方多病心跳的飞快,不知是为何。整个人上午还好好的此刻就病殃殃的了,跟变了个人似的。
探他身体发现一股力量正和体内扬州慢做着抵抗,似乎想冲破扬州慢。
可扬州慢护主,怎会让这股不明不白的力量直冲主人心脉。两者相斗这才使方小宝如此难受。
“…莲花,我,我…”
方多病絮叨许久都未能说出一句完整的话来,李莲花只得让店家准备一间厢房让他先好生休息一下。

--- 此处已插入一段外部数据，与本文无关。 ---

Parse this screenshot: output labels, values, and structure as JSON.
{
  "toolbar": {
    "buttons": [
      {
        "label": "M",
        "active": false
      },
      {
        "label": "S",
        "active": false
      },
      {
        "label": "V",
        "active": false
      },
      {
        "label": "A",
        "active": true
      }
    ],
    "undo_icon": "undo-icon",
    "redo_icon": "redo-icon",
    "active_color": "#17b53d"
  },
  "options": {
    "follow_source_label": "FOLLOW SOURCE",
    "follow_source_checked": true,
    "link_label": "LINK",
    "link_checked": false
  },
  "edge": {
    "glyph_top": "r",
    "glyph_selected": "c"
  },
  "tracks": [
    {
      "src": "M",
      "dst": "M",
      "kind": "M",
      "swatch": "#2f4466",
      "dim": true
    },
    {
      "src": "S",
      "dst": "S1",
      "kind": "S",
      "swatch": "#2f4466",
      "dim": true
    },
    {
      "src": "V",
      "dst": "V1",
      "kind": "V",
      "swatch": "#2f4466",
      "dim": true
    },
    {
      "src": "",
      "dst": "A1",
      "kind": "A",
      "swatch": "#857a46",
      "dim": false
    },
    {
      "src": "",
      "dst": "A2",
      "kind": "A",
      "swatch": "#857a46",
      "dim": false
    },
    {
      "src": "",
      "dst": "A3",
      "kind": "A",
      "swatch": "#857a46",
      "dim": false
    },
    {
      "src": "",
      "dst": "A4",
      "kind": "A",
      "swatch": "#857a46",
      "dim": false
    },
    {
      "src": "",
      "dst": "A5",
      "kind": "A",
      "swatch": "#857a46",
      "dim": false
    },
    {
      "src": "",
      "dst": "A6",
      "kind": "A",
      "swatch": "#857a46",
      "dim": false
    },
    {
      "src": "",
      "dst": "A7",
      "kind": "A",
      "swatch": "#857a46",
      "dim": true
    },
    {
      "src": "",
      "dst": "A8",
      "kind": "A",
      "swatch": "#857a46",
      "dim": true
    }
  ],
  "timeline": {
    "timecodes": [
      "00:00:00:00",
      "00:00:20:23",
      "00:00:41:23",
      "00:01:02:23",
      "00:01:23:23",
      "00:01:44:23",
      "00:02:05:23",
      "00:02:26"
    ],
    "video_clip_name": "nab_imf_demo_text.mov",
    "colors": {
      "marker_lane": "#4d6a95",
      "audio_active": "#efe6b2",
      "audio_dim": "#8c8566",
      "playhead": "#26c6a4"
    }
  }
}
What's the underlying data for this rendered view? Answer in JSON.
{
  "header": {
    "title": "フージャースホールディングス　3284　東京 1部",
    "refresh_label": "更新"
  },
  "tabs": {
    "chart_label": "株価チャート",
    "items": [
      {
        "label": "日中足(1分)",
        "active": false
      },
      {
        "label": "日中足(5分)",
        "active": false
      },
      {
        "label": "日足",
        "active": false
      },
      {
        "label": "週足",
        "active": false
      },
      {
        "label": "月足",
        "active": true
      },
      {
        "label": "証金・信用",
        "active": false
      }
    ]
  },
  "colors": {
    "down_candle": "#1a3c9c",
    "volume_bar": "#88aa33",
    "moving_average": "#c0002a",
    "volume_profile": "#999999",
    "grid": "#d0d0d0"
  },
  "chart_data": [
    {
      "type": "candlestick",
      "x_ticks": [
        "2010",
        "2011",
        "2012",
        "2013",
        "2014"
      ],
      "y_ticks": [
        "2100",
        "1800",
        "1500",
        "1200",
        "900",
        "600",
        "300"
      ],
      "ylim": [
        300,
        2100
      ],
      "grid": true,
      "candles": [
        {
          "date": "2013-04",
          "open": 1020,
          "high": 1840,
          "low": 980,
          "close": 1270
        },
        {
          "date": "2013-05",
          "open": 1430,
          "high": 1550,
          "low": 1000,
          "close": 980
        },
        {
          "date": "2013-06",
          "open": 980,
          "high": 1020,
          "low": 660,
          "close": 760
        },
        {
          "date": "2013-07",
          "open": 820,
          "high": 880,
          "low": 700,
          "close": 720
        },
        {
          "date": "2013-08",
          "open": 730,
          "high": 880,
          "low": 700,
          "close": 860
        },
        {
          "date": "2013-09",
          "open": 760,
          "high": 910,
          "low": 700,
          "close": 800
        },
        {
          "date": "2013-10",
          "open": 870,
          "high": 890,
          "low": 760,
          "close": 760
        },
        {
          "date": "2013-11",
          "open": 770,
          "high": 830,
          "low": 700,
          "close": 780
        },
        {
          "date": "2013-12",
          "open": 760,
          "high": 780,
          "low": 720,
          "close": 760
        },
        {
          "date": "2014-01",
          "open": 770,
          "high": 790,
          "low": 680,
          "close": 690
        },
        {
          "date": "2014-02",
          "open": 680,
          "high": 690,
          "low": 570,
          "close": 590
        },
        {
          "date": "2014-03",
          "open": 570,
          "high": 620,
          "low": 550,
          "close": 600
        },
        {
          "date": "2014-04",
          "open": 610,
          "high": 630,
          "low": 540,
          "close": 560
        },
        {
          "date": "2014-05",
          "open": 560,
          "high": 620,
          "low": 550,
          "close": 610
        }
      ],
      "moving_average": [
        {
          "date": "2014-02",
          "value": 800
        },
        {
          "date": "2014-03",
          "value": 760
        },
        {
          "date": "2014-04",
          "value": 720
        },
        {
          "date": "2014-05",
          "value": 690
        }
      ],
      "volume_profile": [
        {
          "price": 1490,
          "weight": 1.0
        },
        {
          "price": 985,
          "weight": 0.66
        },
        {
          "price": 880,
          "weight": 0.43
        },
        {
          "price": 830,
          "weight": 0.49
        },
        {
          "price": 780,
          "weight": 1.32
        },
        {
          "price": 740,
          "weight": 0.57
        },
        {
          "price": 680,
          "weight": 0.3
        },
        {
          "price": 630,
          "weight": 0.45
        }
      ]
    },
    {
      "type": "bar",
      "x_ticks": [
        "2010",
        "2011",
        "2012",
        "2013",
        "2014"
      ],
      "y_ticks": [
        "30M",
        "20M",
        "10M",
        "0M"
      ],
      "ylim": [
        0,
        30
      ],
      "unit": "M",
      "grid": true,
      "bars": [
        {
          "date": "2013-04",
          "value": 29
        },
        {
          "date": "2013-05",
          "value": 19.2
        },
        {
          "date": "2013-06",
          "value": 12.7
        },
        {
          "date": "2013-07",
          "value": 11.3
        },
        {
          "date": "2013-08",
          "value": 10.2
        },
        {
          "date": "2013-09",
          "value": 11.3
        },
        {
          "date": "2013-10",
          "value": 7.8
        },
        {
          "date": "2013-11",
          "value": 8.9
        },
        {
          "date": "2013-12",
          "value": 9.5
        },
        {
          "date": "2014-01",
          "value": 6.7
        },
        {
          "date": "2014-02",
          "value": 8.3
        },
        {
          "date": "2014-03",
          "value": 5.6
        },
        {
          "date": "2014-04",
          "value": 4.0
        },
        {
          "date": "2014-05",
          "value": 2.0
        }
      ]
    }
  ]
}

他再次探查时觉着他体内的那股力量与自己的一样,应该又是蛊虫。
“终于找到你了。”
笛飞声从窗口飞进,着实将李莲花吓了一跳。
“阿飞?你怎么在这?”
笛飞声将一封信放在桌上,瞥了眼方多病后幽幽开口:
“我已问过人了,这情人蛊本是女子为拴住男子的心而制成。”
“分为母虫和子虫。”
“母虫一般都在施蛊者身上,子虫听母虫令,种下之后会蔓延人全身血脉,直逼心脏,让其臣服于母虫,也就是施蛊者。”
笛飞声又看了李莲花一眼,语气平静道:
“你们俩之前行为不受控制就是因为母虫在催促子虫尽快蔓延全身。”
“可方多病扬州慢护主,一直不让子虫逼入心脉,这才会这样。”
“那我体内的是母虫,他体内是子虫?”
“蛊虫母子我都无法分辨清楚,方多病在种下时可能也未曾注意。”
李莲花捏了捏眉骨,心中生烦。方多病体内的扬州慢和子虫要是天天打一架,那还得了。
“那该怎么办?”
“可以将子虫召出,让它不必冲入心脉。”
“具体的在那纸上,自己看。”
笛飞声背过身去,好像有些难为情?这种想法李莲花很快将其从脑中踢出,向来冷脸的笛飞声会有其他情绪?
—未完待续—
張源儿“还是咱笛盟主靠谱。”
張源儿“每次出场不是解决问题就是解决问题。”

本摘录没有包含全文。